The genome is big — some 3,200,000,000 positions (nucleotides) linearly arranged along our chromosomes. Enhancers range in size from 50 to 1,500 nucleotides, and the study found a mere 14,500 enhancers in the CNCCs. More interestingly 13% of them were activated differentially in man and chimp CNCCs. This is probably why we look different than chimps. So although the proteins are the same, the timing of their synthesis is different.

At long last, molecular biology is beginning to study the plan rather than the bricks.

Chemistry has a great role in this and will continue to do so. For instance, enhancers can be sequenced to see how different enhancer DNA is between man and chimp. The answer is not much (again 2 or so nucleotides per hundred nucleotides of enhancer). The authors did find one new enhancer motif, not seen previously called the coordinator motif. But it was present in man in chimp. Chemistry can and should explain why changing so few nucleotides changes the proteins binding to a given enhancer sequence, and it will be important in designing proteins to take advantage of these changes.

So why is chemistry futile? Because as soon as you ask what an enhancer or a protein is for, you’ve left physicality entirely and entered the realm of ideas. Asking what something is for is an entirely different question than how something actually does what it is for.  The latter question  is answerable by chemistry and physics. The first question is unanswerable by them.  The Cartesian dualism of flesh and spirit is alive and well.

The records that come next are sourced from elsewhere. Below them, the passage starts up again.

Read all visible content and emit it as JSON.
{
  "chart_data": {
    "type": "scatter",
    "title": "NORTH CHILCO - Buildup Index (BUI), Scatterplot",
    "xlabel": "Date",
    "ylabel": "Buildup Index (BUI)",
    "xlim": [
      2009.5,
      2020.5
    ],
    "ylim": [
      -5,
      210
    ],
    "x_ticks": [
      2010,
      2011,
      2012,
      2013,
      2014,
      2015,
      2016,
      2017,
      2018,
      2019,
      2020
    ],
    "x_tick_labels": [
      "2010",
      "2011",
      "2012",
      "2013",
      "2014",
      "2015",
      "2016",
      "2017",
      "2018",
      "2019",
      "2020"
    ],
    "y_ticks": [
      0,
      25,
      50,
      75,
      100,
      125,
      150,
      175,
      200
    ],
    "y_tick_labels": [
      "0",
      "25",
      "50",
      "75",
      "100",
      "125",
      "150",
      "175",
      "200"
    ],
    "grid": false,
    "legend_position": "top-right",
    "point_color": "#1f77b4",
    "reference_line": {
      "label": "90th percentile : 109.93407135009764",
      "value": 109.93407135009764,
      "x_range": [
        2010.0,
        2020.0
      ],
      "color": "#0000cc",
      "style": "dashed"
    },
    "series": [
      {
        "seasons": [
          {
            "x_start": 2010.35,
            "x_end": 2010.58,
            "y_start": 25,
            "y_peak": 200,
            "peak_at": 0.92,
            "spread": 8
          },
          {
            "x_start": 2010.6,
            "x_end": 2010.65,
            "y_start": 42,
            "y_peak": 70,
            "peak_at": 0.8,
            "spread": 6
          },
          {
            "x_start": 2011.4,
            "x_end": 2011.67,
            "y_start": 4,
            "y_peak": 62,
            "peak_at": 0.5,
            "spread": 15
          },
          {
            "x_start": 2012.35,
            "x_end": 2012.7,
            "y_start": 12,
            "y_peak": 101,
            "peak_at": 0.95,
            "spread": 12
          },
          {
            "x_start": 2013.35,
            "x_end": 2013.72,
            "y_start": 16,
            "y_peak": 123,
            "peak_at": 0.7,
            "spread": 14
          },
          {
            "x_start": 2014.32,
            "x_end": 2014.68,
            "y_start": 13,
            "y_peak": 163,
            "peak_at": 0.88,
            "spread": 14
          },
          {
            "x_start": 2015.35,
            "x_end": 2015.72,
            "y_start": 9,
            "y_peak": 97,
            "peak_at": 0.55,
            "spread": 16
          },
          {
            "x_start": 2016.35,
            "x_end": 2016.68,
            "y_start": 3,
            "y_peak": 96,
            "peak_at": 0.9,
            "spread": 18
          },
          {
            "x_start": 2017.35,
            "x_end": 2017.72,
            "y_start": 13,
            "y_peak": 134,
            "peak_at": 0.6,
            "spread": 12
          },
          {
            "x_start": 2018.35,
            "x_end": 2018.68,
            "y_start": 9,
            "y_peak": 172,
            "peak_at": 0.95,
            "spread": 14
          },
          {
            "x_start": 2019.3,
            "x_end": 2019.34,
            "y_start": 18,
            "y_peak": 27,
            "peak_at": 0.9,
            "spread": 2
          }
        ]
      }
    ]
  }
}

It’s interesting to see how quickly questions in biology lead to teleology.

Short and Sweet

Yamanaka strikes again. Citrulline is deiminated arginine, replacing a C=N-H (the imine) by a carbonyl C=O. An enzyme called PAD4 does the job. Why is it important? Because one of its targets is the H1 histone which links nucleosomes together. Recall that the total length of DNA in each and every one of our cells is 3 METERS. By wrapping the double helix around nucleosomes, the DNA is shortened by one order of magnitude.

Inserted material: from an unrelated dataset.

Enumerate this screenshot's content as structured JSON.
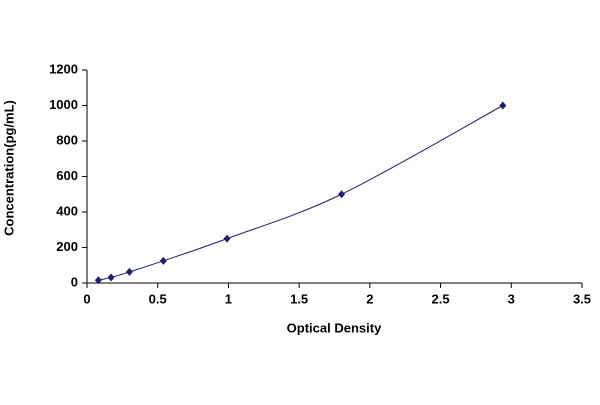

So what? Well, at physiologic pH the imine probably binds another proton making it positively charged, making it bind to the negatively charged DNA phosphate backbone. Removing the imine makes this less likely to happen, so the linker doesn’t bind the double helix as tightly.

Duck soup for the chemist, but apparently no one had thought to look at this before.

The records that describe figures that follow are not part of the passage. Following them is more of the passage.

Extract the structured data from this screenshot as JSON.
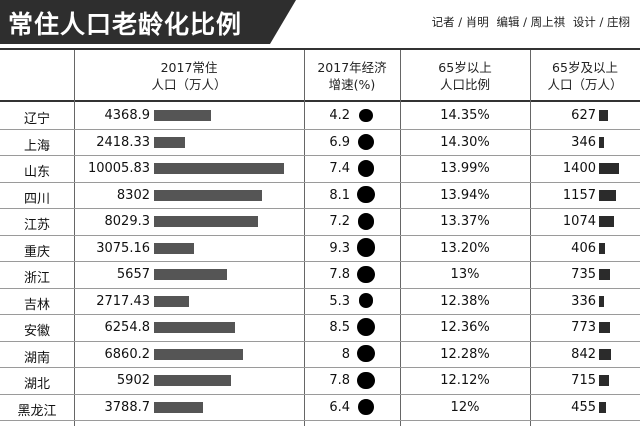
{
  "banner": {
    "title": "常住人口老龄化比例",
    "credits": [
      "记者 / 肖明",
      "编辑 / 周上祺",
      "设计 / 庄栩"
    ]
  },
  "headers": {
    "population": [
      "2017常住",
      "人口（万人）"
    ],
    "growth": [
      "2017年经济",
      "增速(%)"
    ],
    "ratio": [
      "65岁以上",
      "人口比例"
    ],
    "elderly": [
      "65岁及以上",
      "人口（万人）"
    ]
  },
  "colors": {
    "banner_bg": "#2e2e2e",
    "bar": "#555555",
    "dot": "#000000"
  },
  "chart_data": {
    "type": "table",
    "title": "常住人口老龄化比例",
    "columns": [
      "",
      "2017常住人口（万人）",
      "2017年经济增速(%)",
      "65岁以上人口比例",
      "65岁及以上人口（万人）"
    ],
    "rows": [
      {
        "province": "辽宁",
        "population": "4368.9",
        "growth": "4.2",
        "ratio": "14.35%",
        "elderly": "627"
      },
      {
        "province": "上海",
        "population": "2418.33",
        "growth": "6.9",
        "ratio": "14.30%",
        "elderly": "346"
      },
      {
        "province": "山东",
        "population": "10005.83",
        "growth": "7.4",
        "ratio": "13.99%",
        "elderly": "1400"
      },
      {
        "province": "四川",
        "population": "8302",
        "growth": "8.1",
        "ratio": "13.94%",
        "elderly": "1157"
      },
      {
        "province": "江苏",
        "population": "8029.3",
        "growth": "7.2",
        "ratio": "13.37%",
        "elderly": "1074"
      },
      {
        "province": "重庆",
        "population": "3075.16",
        "growth": "9.3",
        "ratio": "13.20%",
        "elderly": "406"
      },
      {
        "province": "浙江",
        "population": "5657",
        "growth": "7.8",
        "ratio": "13%",
        "elderly": "735"
      },
      {
        "province": "吉林",
        "population": "2717.43",
        "growth": "5.3",
        "ratio": "12.38%",
        "elderly": "336"
      },
      {
        "province": "安徽",
        "population": "6254.8",
        "growth": "8.5",
        "ratio": "12.36%",
        "elderly": "773"
      },
      {
        "province": "湖南",
        "population": "6860.2",
        "growth": "8",
        "ratio": "12.28%",
        "elderly": "842"
      },
      {
        "province": "湖北",
        "population": "5902",
        "growth": "7.8",
        "ratio": "12.12%",
        "elderly": "715"
      },
      {
        "province": "黑龙江",
        "population": "3788.7",
        "growth": "6.4",
        "ratio": "12%",
        "elderly": "455"
      }
    ]
  }
}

This opens up the DNA (aka chromatin decondensation) for protein transcription. Why is Yamanaka involved? Because PAD4 is induced during cellular reprogramming to induced pluripotent stem cells (iPSCs), activating the expression of key stem cell genes. Inhibition of PAD4 lowers the percentage of pluripotent stem cells, reducing reprogramming efficiency. The paper is Nature vol. 507 pp. 104 – 108 ’14.

Will this may be nice for forming iPSCs, it should be noted that PAD4 is unregulated in a variety of tumors.